With this year by year breakdown it is easy to see that there are struggles in college. Maybe others can play this off with much more ease than myself, but I micro-manage everything. I need to know the answers to every question I have. I need reassurance that I am making the right choice/doing the right thing/pursuing the right option.
The new question is when do I pursue more education? I’ve spent the last 11 years pushing myself to be the best student that I can be. Getting the good grades. Participating in sports. Having a job. Taking the advanced courses and the overloaded terms. I don’t want to do more homework. I want college to be the end of homework for a while. But I also want to go in to work that requires more certifications; certifications that I can’t get at school. I wonder if college really was the right choice for me. If I’m going to be a doula and then perhaps pursue midwifery, was it worth it to spend all that money on a liberal arts education? If I had had these plans 4 years ago when I was in high school could I already be making money, having a job, doing what I’m passionate about? No. I wasn’t passionate about the birth process 4 years ago. So no Victoria, you did need this experience to grow as an individual. To find what you care about, because that happens when you take courses from almost all the departments.

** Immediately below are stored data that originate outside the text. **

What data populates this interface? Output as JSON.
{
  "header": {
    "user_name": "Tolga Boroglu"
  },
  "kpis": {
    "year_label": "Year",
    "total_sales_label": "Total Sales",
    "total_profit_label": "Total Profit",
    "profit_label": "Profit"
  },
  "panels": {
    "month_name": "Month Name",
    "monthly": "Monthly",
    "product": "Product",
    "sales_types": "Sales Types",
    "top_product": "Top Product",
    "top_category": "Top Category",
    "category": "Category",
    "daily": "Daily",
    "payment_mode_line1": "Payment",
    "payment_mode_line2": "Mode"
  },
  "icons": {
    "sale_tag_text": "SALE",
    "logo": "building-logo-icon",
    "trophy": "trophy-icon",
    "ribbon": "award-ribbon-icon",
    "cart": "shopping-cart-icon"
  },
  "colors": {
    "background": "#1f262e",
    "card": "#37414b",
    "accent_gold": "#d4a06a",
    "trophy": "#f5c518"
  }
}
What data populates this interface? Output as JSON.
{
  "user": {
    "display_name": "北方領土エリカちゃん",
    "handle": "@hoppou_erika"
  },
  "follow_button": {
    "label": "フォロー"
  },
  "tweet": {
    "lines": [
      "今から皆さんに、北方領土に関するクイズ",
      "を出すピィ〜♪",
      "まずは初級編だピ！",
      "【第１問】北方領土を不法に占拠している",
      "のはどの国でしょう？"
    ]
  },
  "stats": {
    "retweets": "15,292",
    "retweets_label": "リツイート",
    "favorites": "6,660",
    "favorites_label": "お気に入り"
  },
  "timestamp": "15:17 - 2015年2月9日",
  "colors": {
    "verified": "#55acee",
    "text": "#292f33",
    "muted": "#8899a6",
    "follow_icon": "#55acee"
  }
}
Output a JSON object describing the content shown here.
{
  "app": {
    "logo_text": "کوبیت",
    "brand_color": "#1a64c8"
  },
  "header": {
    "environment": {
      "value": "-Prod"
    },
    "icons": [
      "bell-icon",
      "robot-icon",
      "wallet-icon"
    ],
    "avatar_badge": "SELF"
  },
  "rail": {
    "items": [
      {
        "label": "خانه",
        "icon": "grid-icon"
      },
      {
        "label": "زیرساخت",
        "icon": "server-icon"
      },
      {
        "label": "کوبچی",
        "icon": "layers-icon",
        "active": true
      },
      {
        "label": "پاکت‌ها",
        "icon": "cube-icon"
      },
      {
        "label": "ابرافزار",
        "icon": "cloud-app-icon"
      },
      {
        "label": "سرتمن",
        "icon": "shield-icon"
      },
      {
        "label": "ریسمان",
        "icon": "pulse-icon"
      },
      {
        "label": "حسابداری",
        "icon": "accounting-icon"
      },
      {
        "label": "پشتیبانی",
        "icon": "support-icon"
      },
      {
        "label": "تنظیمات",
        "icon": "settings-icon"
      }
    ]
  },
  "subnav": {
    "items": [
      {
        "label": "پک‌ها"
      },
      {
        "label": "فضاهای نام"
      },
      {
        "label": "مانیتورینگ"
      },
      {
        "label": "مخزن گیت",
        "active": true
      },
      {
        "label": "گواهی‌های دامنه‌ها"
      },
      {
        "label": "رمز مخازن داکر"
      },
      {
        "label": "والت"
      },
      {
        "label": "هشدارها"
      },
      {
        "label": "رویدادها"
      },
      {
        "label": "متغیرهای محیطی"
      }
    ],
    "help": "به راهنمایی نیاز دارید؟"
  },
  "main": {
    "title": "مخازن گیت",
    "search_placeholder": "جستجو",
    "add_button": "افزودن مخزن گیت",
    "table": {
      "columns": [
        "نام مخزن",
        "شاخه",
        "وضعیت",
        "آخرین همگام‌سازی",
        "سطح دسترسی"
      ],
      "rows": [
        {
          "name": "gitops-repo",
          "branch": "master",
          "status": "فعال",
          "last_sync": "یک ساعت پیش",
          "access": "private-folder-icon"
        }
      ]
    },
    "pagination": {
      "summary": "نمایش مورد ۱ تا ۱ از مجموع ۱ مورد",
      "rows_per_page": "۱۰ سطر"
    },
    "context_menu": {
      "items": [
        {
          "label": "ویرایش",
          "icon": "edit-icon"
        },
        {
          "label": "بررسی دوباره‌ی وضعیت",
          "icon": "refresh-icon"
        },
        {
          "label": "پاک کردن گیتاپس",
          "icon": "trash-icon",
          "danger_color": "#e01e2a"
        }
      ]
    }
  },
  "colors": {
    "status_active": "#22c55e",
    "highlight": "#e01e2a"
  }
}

I realize that this is a long post, but it’s one that I’ve been thinking about and drafting in my mind for a while. It’s not meant to scare you, but it’s meant to show you the reality of college. That’s the whole point to the blog, to show what college is really like. I happen to be a realist, or as my mother likes to say a “real pessimist”, but I think I just tell things like they are. I don’t see the world as rainbows and butterflies, there are also thunderstorms and fires, but it’s in the hard moments that we learn the most.